After he was freed, he rejoined Aguinaldo's troops. He composed various nationalistic songs that inspired his compatriots to continue fighting against the Spaniards.

==National anthem==
Emilio Aguinaldo asked Felipe to provide a stirring composition to be played in the historic proclamation of the Philippine independence. His composition Marcha Nacional Filipina was first played as incidental music on June 12, 1898, in Aguinaldo's home in Kawit. It was adopted as the Philippine national anthem on September 5, 1938, by the Commonwealth Government.

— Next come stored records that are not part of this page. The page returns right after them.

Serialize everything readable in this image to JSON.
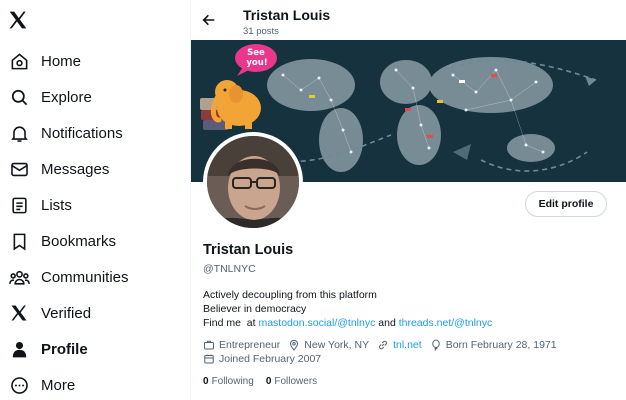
{
  "nav": {
    "logo_icon": "x-logo-icon",
    "items": [
      {
        "label": "Home",
        "icon": "home-icon"
      },
      {
        "label": "Explore",
        "icon": "search-icon"
      },
      {
        "label": "Notifications",
        "icon": "bell-icon"
      },
      {
        "label": "Messages",
        "icon": "envelope-icon"
      },
      {
        "label": "Lists",
        "icon": "list-icon"
      },
      {
        "label": "Bookmarks",
        "icon": "bookmark-icon"
      },
      {
        "label": "Communities",
        "icon": "communities-icon"
      },
      {
        "label": "Verified",
        "icon": "x-logo-icon"
      },
      {
        "label": "Profile",
        "icon": "person-icon",
        "active": true
      },
      {
        "label": "More",
        "icon": "more-circle-icon"
      }
    ]
  },
  "header": {
    "name": "Tristan Louis",
    "posts": "31 posts"
  },
  "banner": {
    "sticker_text_1": "See",
    "sticker_text_2": "you!"
  },
  "profile": {
    "edit_label": "Edit profile",
    "name": "Tristan Louis",
    "handle": "@TNLNYC",
    "bio_line1": "Actively decoupling from this platform",
    "bio_line2": "Believer in democracy",
    "bio_line3_prefix": "Find me  at ",
    "bio_link1": "mastodon.social/@tnlnyc",
    "bio_and": " and ",
    "bio_link2": "threads.net/@tnlnyc",
    "category": "Entrepreneur",
    "location": "New York, NY",
    "website": "tnl.net",
    "born": "Born February 28, 1971",
    "joined": "Joined February 2007",
    "following_count": "0",
    "following_label": "Following",
    "followers_count": "0",
    "followers_label": "Followers"
  },
  "colors": {
    "link": "#1d9bf0",
    "secondary_text": "#536471",
    "banner_bg": "#16323e",
    "sticker_pink": "#e8378c",
    "elephant_orange": "#f2a436"
  }
}
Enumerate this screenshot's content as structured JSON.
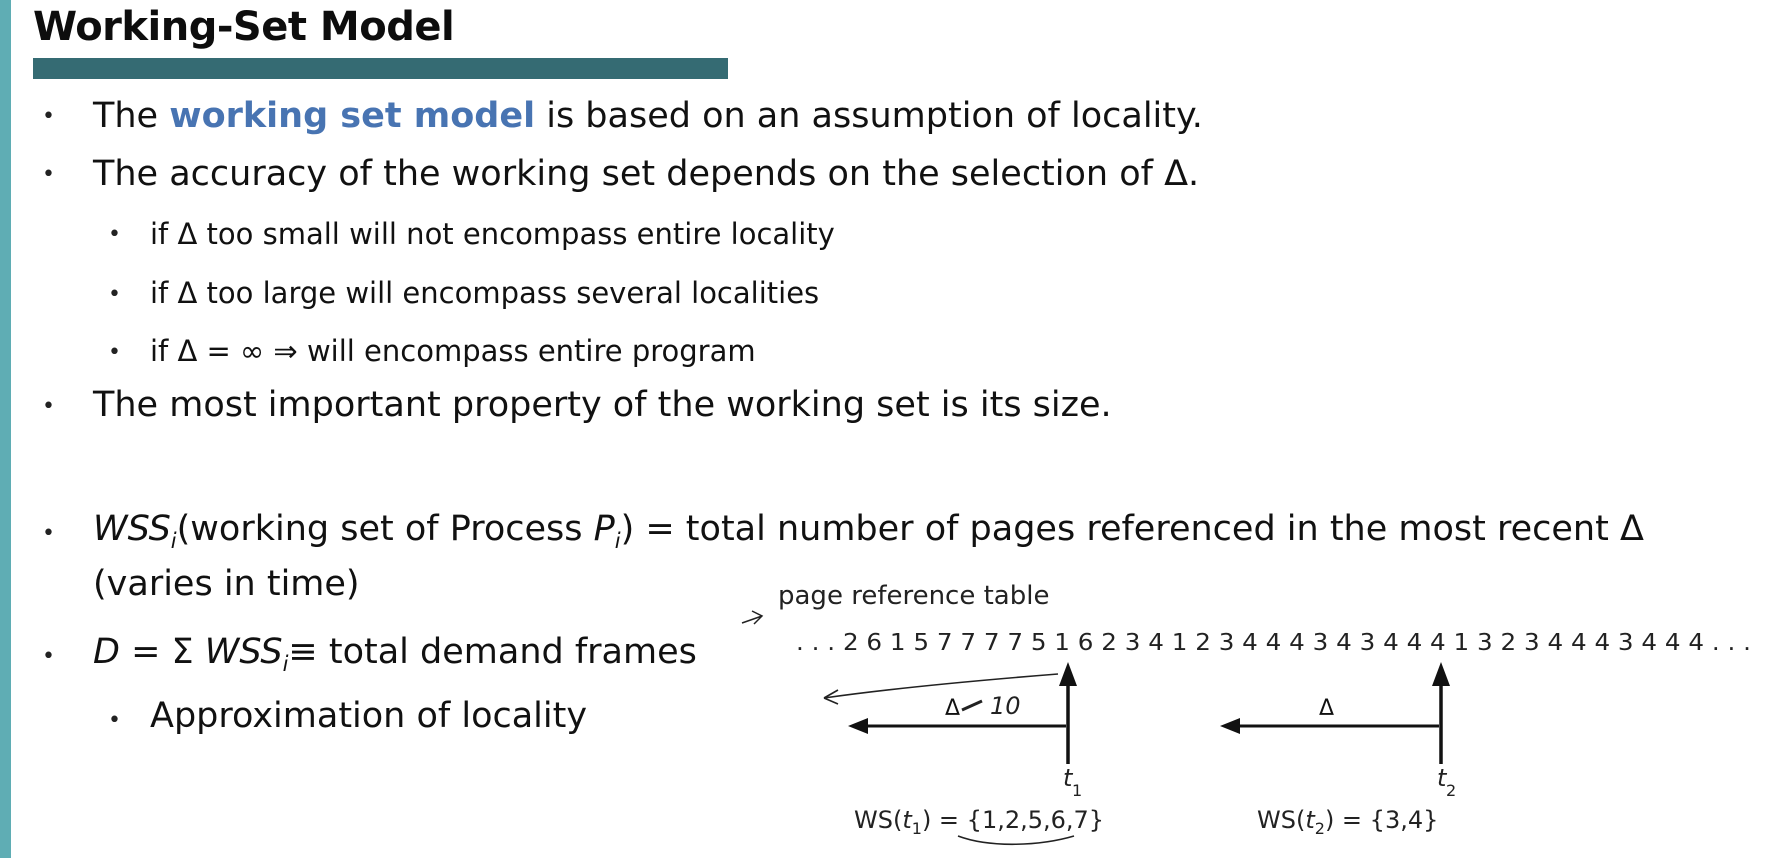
{
  "slide": {
    "title": "Working-Set Model",
    "accent_color": "#4874b2",
    "title_bar_color": "#356b73",
    "stripe_color": "#5fadb4"
  },
  "bullets": [
    {
      "pre": "The ",
      "highlight": "working set model",
      "post": " is based on an assumption of locality."
    },
    {
      "text": "The accuracy of the working set depends on the selection of Δ."
    }
  ],
  "sub_bullets": [
    "if Δ too small will not encompass entire locality",
    "if Δ too large will encompass several localities",
    "if Δ = ∞ ⇒ will encompass entire program"
  ],
  "size_bullet": "The most important property of the working set is its size.",
  "wss_bullet": {
    "wss": "WSS",
    "i": "i",
    "a": "(working set of Process ",
    "p": "P",
    "b": ") = total number of pages referenced in the most recent Δ",
    "line2": "(varies in time)"
  },
  "demand_bullet": {
    "d": "D",
    "eq": " = Σ ",
    "wss": "WSS",
    "i": "i",
    "rest": "≡ total demand frames"
  },
  "approx_bullet": "Approximation of locality",
  "diagram": {
    "caption": "page reference table",
    "reference_string": ". . . 2 6 1 5 7 7 7 7 5 1 6 2 3 4 1 2 3 4 4 4 3 4 3 4 4 4 1 3 2 3 4 4 4 3 4 4 4 . . .",
    "delta_label_1": "Δ",
    "handwritten_note": "10",
    "delta_label_2": "Δ",
    "t1": "t",
    "t1_sub": "1",
    "t2": "t",
    "t2_sub": "2",
    "ws1_prefix": "WS(",
    "ws1_t": "t",
    "ws1_sub": "1",
    "ws1_suffix": ") = {1,2,5,6,7}",
    "ws2_prefix": "WS(",
    "ws2_t": "t",
    "ws2_sub": "2",
    "ws2_suffix": ") = {3,4}"
  }
}
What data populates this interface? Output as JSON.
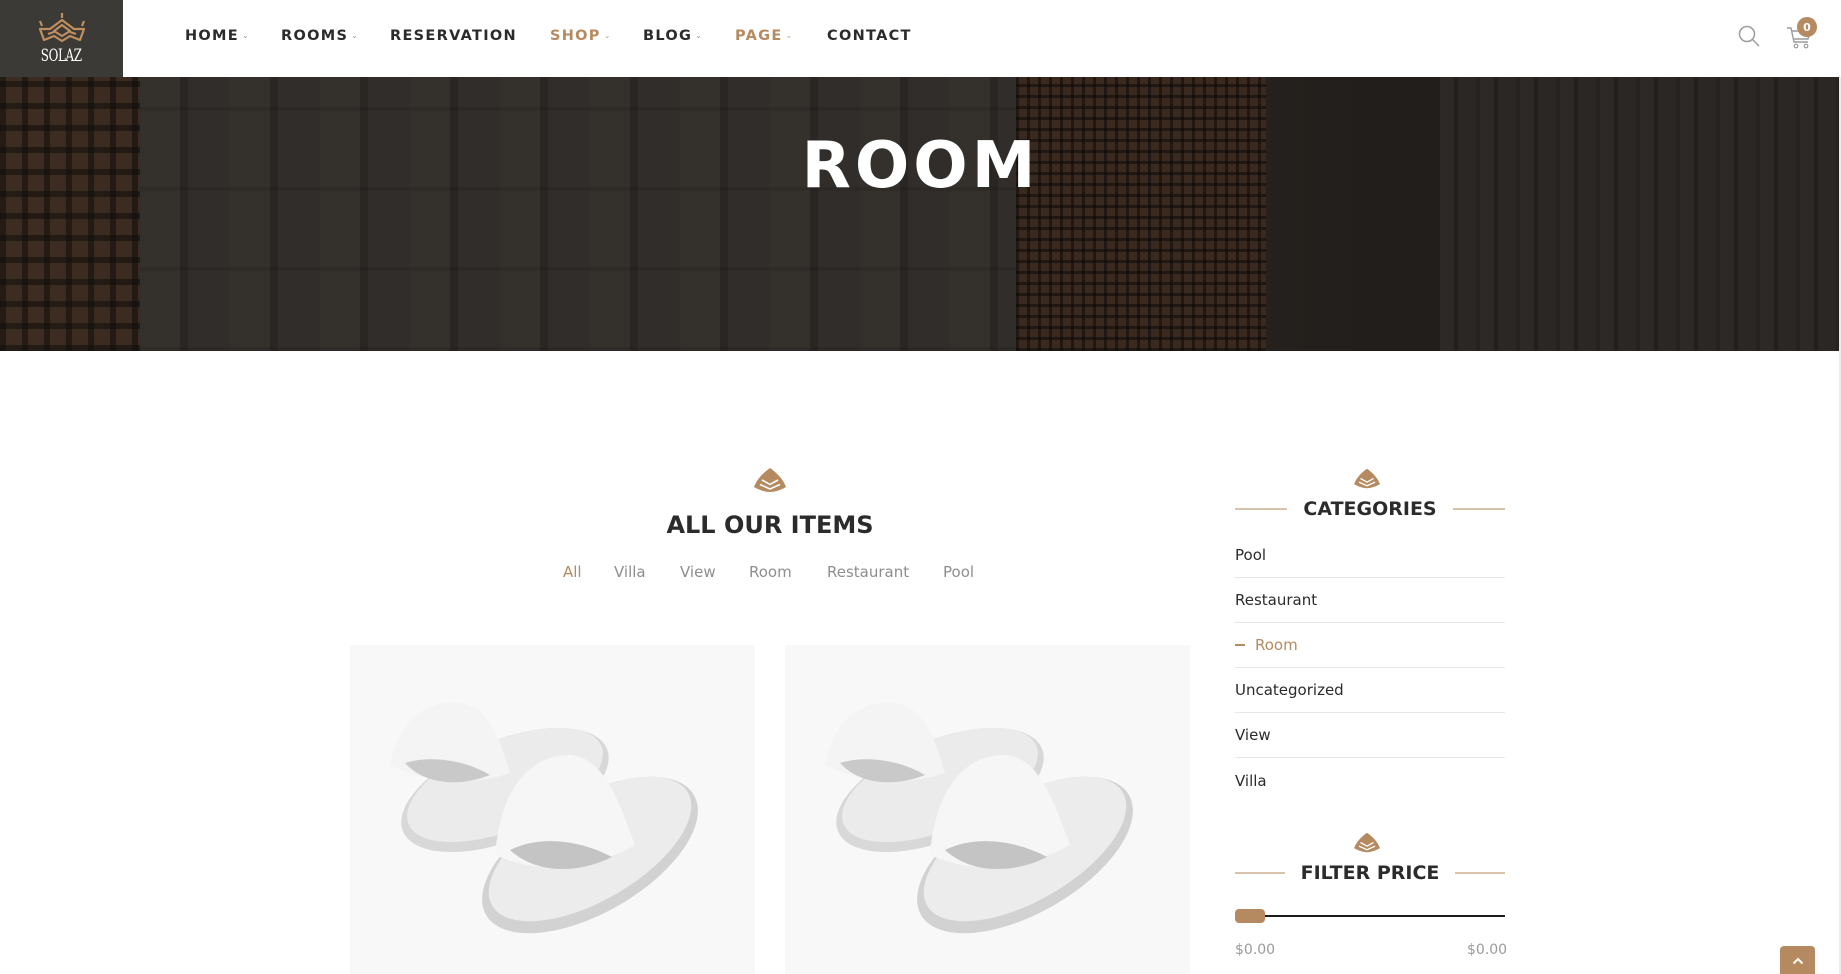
{
  "brand": {
    "name": "SOLAZ",
    "accent_color": "#b68a60",
    "logo_bg": "#3c3a36"
  },
  "nav": {
    "items": [
      {
        "label": "HOME",
        "has_dropdown": true,
        "active": false
      },
      {
        "label": "ROOMS",
        "has_dropdown": true,
        "active": false
      },
      {
        "label": "RESERVATION",
        "has_dropdown": false,
        "active": false
      },
      {
        "label": "SHOP",
        "has_dropdown": true,
        "active": true
      },
      {
        "label": "BLOG",
        "has_dropdown": true,
        "active": false
      },
      {
        "label": "PAGE",
        "has_dropdown": true,
        "active": true
      },
      {
        "label": "CONTACT",
        "has_dropdown": false,
        "active": false
      }
    ],
    "chevron_glyph": "v"
  },
  "header_icons": {
    "search": "search-icon",
    "cart": "cart-icon",
    "cart_count": "0"
  },
  "hero": {
    "title": "ROOM"
  },
  "main": {
    "heading": "ALL OUR ITEMS",
    "filter_tabs": [
      {
        "label": "All",
        "active": true
      },
      {
        "label": "Villa",
        "active": false
      },
      {
        "label": "View",
        "active": false
      },
      {
        "label": "Room",
        "active": false
      },
      {
        "label": "Restaurant",
        "active": false
      },
      {
        "label": "Pool",
        "active": false
      }
    ],
    "products": [
      {
        "image": "white-slippers"
      },
      {
        "image": "white-slippers"
      }
    ]
  },
  "sidebar": {
    "categories": {
      "title": "CATEGORIES",
      "items": [
        {
          "label": "Pool",
          "active": false
        },
        {
          "label": "Restaurant",
          "active": false
        },
        {
          "label": "Room",
          "active": true
        },
        {
          "label": "Uncategorized",
          "active": false
        },
        {
          "label": "View",
          "active": false
        },
        {
          "label": "Villa",
          "active": false
        }
      ]
    },
    "filter_price": {
      "title": "FILTER PRICE",
      "min_label": "$0.00",
      "max_label": "$0.00",
      "range_fraction": [
        0,
        0
      ]
    }
  },
  "scroll_top": {
    "icon": "chevron-up-icon"
  }
}
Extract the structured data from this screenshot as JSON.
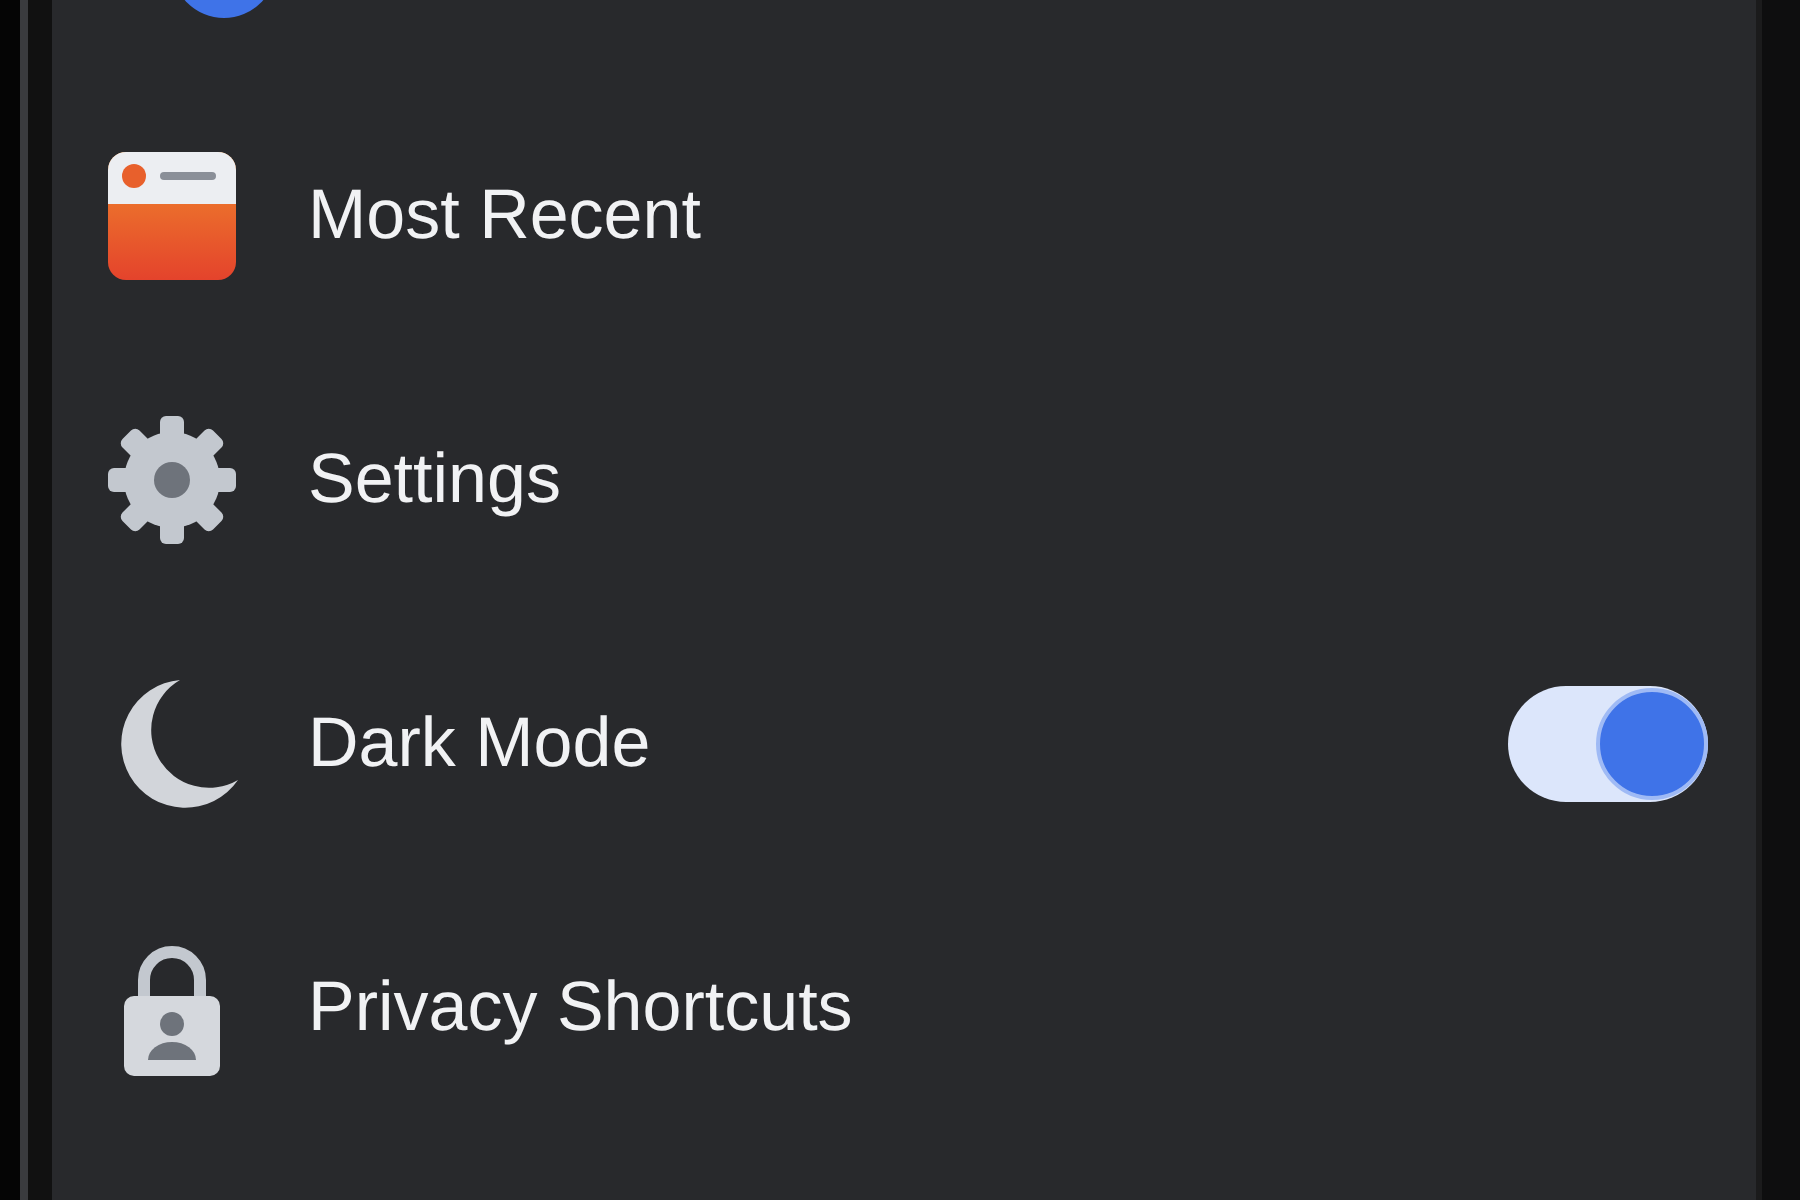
{
  "menu": {
    "items": [
      {
        "kind": "recent",
        "label": "Most Recent"
      },
      {
        "kind": "settings",
        "label": "Settings"
      },
      {
        "kind": "moon",
        "label": "Dark Mode",
        "toggle": {
          "on": true
        }
      },
      {
        "kind": "lock",
        "label": "Privacy Shortcuts"
      }
    ]
  }
}
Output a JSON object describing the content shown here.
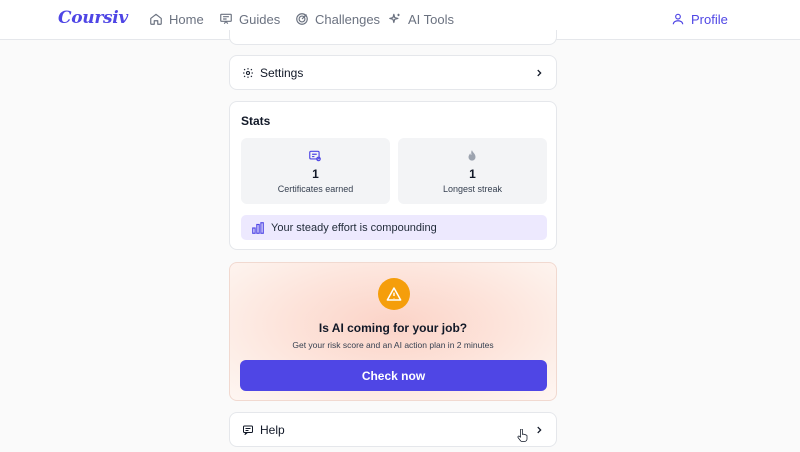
{
  "brand": {
    "logo_text": "Coursiv",
    "accent": "#4f46e5"
  },
  "nav": {
    "items": [
      {
        "label": "Home",
        "icon": "home-icon"
      },
      {
        "label": "Guides",
        "icon": "guides-icon"
      },
      {
        "label": "Challenges",
        "icon": "target-icon"
      },
      {
        "label": "AI Tools",
        "icon": "sparkles-icon"
      }
    ],
    "profile_label": "Profile"
  },
  "settings": {
    "label": "Settings",
    "icon": "gear-icon"
  },
  "stats": {
    "title": "Stats",
    "boxes": [
      {
        "value": "1",
        "label": "Certificates earned",
        "icon": "certificate-icon"
      },
      {
        "value": "1",
        "label": "Longest streak",
        "icon": "flame-icon"
      }
    ],
    "banner_text": "Your steady effort is compounding"
  },
  "ai_promo": {
    "title": "Is AI coming for your job?",
    "subtitle": "Get your risk score and an AI action plan in 2 minutes",
    "button_label": "Check now",
    "warning_color": "#f59e0b"
  },
  "help": {
    "label": "Help",
    "icon": "message-icon"
  }
}
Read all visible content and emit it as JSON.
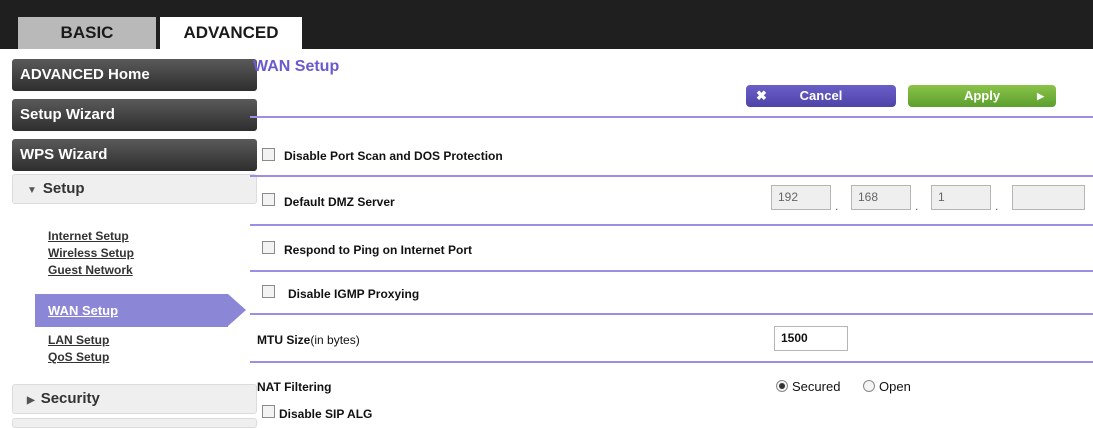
{
  "tabs": {
    "basic": "BASIC",
    "advanced": "ADVANCED"
  },
  "sidebar": {
    "buttons": [
      "ADVANCED Home",
      "Setup Wizard",
      "WPS Wizard"
    ],
    "setup_section": "Setup",
    "setup_links": [
      "Internet Setup",
      "Wireless Setup",
      "Guest Network",
      "WAN Setup",
      "LAN Setup",
      "QoS Setup"
    ],
    "security_section": "Security"
  },
  "page": {
    "title": "WAN Setup",
    "cancel_label": "Cancel",
    "apply_label": "Apply"
  },
  "options": {
    "port_scan": "Disable Port Scan and DOS Protection",
    "dmz": "Default DMZ Server",
    "ping": "Respond to Ping on Internet Port",
    "igmp": "Disable IGMP Proxying"
  },
  "dmz_ip": {
    "o1": "192",
    "o2": "168",
    "o3": "1",
    "o4": "",
    "sep": "."
  },
  "mtu": {
    "label": "MTU Size",
    "unit": "(in bytes)",
    "value": "1500"
  },
  "nat": {
    "label": "NAT Filtering",
    "secured": "Secured",
    "open": "Open",
    "selected": "Secured"
  },
  "sip": {
    "label": "Disable SIP ALG"
  },
  "colors": {
    "accent": "#6a5acd",
    "separator": "#9b8fe3",
    "apply": "#6fb33a",
    "cancel": "#5a50b8"
  }
}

A dedicated music teacher and composer, he was later appointed by then-President Aguinaldo as Director of the National Band of the First Philippine Republic in 1899. On the same year, he was imprisoned by the Americans at Fort Santiago in Intramuros.

==Legacy==
A bust of Felipe can be found in Cavite City, located near San Sebastian College – Recoletos de Cavite. A public elementary school in Cavite City and an auditorium at De La Salle University–Dasmariñas are also named after him. In 1994, Republic Act No. 7805 declared January 28 of every year as a non-working holiday in Cavite City, known as the "Julian Felipe Day."

==In popular culture==
- Portrayed by Lou Veloso in the 2012 film, El Presidente.